Representational Image. Image Courtesy: Mid-Day
Close to two lakh trees have been axed for the Maharashtra Samruddhi Mahamarg, a super communication expressway between Mumbai and Nagpur. The massive developmental project worth Rs. 55,000 crore is expected to be completed by 2020. The highway will be passing through ten districts of the region. In the process of its construction, the highway is likely to eat up more trees. Over 2,76,050 more trees are also listed for felling.
Meanwhile, Maharashtra State Road Development Corporation (MSRDC) has asserted that it along with the state wildlife board and Botanical Survey of India, will be monitoring the trees, which will be planted in lieu of the felled tress, for a period of seven years to ensure their survival. Radheshyam Mopalwar, managing director and vice-chairman, MSRDC said, “We will start planning the plantation process and ensure its implementation by next monsoon.” He also that the trees planted will be of a local variety to ensure their survival. The MSRDC has stated that it will plant 650 trees per kilometre, instead of 583 as per guidelines by the Indian Roads Congress.
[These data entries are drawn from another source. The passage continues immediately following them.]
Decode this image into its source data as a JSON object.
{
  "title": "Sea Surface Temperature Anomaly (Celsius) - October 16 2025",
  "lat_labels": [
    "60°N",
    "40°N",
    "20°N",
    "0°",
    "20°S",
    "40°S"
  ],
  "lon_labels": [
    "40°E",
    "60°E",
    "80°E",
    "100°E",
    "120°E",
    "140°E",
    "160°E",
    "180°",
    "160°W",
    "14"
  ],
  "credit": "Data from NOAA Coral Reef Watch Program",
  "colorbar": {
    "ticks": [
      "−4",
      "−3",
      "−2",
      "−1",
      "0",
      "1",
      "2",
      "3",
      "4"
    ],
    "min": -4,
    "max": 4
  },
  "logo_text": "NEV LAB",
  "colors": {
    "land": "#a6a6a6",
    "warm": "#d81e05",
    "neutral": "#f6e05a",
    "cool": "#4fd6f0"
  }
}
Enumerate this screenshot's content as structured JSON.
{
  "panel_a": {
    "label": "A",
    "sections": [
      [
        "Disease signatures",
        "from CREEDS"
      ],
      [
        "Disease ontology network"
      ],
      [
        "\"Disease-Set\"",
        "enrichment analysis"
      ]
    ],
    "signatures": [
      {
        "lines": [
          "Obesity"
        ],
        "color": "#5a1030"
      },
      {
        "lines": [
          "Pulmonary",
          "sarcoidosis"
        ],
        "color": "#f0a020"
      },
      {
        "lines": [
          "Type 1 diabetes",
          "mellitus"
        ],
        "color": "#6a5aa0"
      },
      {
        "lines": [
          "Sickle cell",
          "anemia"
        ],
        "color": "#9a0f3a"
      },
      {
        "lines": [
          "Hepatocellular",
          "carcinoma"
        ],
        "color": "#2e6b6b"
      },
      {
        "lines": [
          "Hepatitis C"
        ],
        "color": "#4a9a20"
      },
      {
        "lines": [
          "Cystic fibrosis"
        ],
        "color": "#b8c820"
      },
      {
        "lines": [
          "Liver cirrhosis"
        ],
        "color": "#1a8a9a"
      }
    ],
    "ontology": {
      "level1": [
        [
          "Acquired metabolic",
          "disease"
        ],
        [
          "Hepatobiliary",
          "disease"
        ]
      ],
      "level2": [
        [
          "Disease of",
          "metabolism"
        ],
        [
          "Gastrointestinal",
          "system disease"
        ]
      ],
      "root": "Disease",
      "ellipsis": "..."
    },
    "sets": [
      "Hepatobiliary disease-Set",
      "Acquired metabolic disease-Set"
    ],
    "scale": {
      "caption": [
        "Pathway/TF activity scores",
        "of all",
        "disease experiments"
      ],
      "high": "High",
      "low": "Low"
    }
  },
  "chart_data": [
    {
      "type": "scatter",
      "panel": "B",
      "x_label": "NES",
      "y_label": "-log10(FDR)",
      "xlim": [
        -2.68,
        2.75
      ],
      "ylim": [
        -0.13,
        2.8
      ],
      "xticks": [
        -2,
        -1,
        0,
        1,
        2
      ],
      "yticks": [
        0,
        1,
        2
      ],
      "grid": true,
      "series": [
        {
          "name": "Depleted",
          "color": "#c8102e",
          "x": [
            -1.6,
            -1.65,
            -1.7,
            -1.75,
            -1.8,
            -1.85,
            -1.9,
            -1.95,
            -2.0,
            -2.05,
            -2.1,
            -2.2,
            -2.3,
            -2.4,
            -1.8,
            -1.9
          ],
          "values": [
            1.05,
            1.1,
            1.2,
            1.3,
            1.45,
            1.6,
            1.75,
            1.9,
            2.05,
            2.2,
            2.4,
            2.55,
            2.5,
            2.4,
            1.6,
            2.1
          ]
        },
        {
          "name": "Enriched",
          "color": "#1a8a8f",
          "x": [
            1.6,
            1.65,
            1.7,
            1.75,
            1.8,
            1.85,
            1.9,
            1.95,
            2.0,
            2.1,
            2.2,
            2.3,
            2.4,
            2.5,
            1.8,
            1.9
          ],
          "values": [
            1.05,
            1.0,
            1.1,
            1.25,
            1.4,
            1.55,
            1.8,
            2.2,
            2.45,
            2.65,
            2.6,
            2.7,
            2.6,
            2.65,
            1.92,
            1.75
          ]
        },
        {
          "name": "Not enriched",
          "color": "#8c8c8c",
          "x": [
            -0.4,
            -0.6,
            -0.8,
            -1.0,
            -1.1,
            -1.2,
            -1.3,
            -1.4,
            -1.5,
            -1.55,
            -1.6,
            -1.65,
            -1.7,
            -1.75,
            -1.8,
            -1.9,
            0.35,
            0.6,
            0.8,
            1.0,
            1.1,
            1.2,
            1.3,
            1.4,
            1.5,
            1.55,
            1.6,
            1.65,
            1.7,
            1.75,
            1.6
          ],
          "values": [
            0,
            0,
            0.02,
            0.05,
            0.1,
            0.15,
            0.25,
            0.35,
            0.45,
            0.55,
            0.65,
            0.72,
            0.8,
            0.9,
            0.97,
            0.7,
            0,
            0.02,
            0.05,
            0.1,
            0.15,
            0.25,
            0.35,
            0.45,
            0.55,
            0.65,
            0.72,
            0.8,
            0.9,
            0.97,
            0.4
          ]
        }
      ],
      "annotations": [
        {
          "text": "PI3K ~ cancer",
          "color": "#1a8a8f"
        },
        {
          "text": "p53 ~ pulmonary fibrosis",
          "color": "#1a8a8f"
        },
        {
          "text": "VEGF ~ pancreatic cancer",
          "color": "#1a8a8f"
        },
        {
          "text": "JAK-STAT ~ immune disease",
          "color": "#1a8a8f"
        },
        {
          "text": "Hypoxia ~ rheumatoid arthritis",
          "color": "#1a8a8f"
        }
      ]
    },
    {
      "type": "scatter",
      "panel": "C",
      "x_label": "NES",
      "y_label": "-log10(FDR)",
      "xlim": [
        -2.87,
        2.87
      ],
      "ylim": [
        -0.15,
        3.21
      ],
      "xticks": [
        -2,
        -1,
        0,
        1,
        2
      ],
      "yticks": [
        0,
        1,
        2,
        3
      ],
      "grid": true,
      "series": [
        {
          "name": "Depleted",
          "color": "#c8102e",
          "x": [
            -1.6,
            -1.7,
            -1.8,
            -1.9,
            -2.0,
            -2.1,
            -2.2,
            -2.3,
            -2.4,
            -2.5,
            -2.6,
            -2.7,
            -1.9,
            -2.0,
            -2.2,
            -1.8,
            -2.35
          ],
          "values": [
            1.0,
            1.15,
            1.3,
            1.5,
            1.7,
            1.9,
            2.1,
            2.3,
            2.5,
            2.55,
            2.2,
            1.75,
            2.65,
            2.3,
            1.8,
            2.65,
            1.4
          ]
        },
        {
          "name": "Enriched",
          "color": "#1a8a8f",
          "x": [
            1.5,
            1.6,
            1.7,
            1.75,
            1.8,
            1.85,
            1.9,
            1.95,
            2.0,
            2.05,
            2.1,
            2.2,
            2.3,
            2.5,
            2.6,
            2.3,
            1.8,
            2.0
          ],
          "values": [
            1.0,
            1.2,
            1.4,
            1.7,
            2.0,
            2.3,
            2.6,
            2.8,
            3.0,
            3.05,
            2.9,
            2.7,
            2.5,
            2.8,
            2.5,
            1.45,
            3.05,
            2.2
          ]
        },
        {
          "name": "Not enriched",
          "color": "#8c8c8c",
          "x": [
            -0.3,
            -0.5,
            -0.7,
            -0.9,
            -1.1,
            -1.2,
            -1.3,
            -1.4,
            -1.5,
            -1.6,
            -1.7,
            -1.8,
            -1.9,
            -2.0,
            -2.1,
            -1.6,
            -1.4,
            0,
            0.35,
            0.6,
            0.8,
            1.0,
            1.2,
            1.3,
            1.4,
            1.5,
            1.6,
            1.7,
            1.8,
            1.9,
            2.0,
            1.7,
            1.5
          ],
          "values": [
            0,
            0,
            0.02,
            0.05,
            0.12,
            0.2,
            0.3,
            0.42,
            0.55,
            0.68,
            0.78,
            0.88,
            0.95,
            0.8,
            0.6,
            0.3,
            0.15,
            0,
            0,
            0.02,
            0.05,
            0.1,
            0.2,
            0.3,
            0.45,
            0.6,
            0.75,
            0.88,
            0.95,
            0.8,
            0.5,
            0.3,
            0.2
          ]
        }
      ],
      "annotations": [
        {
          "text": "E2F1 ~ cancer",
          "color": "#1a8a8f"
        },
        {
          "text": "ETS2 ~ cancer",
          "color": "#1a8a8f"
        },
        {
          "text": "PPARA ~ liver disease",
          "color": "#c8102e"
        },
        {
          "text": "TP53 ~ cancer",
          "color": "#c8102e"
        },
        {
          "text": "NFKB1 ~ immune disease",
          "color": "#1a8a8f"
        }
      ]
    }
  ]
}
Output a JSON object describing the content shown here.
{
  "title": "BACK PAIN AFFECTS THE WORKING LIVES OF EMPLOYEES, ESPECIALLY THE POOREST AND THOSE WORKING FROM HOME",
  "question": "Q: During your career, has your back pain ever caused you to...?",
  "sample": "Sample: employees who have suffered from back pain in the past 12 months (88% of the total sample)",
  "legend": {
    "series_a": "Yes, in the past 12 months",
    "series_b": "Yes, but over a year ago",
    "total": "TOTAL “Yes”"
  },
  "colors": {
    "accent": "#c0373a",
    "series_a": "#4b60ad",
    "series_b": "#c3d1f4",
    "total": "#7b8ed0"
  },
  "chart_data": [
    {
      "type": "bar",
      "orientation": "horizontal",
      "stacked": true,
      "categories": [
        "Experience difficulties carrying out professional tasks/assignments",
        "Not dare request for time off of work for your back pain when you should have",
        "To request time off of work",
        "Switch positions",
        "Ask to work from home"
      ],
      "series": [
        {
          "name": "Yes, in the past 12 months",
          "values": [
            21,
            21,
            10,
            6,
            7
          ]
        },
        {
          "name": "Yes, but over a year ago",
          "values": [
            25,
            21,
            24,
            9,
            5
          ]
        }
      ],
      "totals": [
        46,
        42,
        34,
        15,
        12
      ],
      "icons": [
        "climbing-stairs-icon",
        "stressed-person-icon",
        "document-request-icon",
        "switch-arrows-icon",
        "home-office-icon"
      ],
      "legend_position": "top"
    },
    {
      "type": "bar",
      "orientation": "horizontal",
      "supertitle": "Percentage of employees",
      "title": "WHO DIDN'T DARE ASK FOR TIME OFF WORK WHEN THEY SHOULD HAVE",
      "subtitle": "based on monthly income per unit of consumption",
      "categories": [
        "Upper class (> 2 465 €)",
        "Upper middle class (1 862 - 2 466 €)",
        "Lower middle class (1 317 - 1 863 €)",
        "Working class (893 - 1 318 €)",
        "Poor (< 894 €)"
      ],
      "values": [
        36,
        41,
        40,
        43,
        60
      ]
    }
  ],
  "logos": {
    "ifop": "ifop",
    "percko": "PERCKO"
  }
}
However, environmental activists have been protesting against the move, asserting that the Maharashtra government is rapidly giving clearances to developmental projects without taking into account its environmental repercussions. Speaking to NewsClick, Stalin Dayanand of Vanshakti said, “The government is planning to plant saplings. But its almost like giving away your fixed deposits with assurances that it will be returned 20 years later. The government is conning people as the loss of ecology due to the axing of the trees will be permanent.” The activists are also raising questions of the feasibility of the MSRDC’s plan. Dayanand added, “How will a drought-hit state like that of Maharashtra, with a water emergency provide lakhs of litres of water for over a period of more than nine months?”
Also read: Modi 2.0: Same Destructive Policy on Environment?
The MSRDC will be planting saplings which cannot compensate for fully grown trees, thereby, disturbing the ecological balance which will take decades to be fully restored. Activists have been protesting consistently against the Fadnavis government for opening up buffer zones and degrading the environment by following a destructive policy adopted by Narendra Modi at the centre.
The Modi government has slated a slew of projects to privatise the coastline aimed at benefiting the corporates. It has approved an overhaul of the Coastal Zone Regulation (CRZ) rules. The central government has also proposed to overhaul the Environment Impact Assessment (EIA) notification 2006, which governs the environment clearance process for industries. The proposed changes recommend the local urban bodies or municipalities to give clearance to building and construction projects. The zero draft notification also seeks the creation of a district level authority to consider the environment clearance rules related to the mining of minor minerals.
While news of forest clearances being given easily are making headlines, Union Transport Minister Nitin Gadkari has decided to go green in his second term and plans to plant 125 crore trees, equal to the population of India, along national highways. Gadkari said he would complete all the ongoing highway projects by 2020.
Environmentalists have argued that instead of strengthening the implementation of the existing EIA notification, the changes would in fact weaken it and leave loopholes to help the industrial projects such as the Samruddhi highway. The project is stated to reduce travel time from Mumbai to Nagpur from a 14-15 hour journey, to 8 hours.